What did I do today?

I met with four brothers and sisters to plan tomorrow's funeral service for their mother. I prompted them to remember times of great love and joy while they mopped tears of devotion and grief from their faces.

I met with a 96-year-old woman and her daughter in the assisted living facility into which the mother has just moved. I listened to them both tell stories about their lives, their family and their anxieties about what may be life's last chapter.

I met with a woman who traveled across the country to be with her mother as she lies dying in hospice. I heard her talk about her mother's rage, the hurt her mother has caused her and her siblings, the difficult life her mother has lived, and of the way she has found joy and sweetness by forgiving her mother.

The most sacred moments in life are sometimes the hardest. Yet, the joy we experience in times of sorrow can be the most intense. In grief, we remember the things that make life most beautiful and most meaningful to us. Moments of celebration, too, can be times when we experience loss most intensely because we miss the people who are not there. We go up as we go down; we go down as we go up.

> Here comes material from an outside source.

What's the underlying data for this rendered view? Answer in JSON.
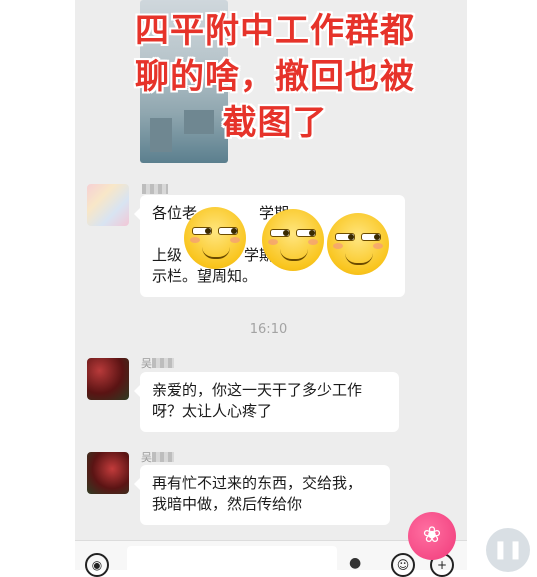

In this week's parashah (Vayetze), Jacob comes to rest as he is running away from his family and from the hurt he caused his brother, Esau. He is on his way to Haran, where he shortly will meet the love of his life, Rachel, and his greatest adversary, Laban. He lies down on the hard ground to sleep and has a dream of angels going up a ladder and coming down a ladder (Genesis 28:10–19).

The rabbis say that the ladder represents the fortunes of life—good and bad. Some ascend in fortune while others descend. The ladder also represents the link between heaven and earth, a pathway to the sacred in our lives. Both the ascending angels and the descending angels are sacred. Our lives are made holy by moments of intense joy and they are made holy by moments of unbearable grief. Sometimes, they are the same moments on the same ladder.

Tonight, thinking back on my day, I am thinking about that ladder.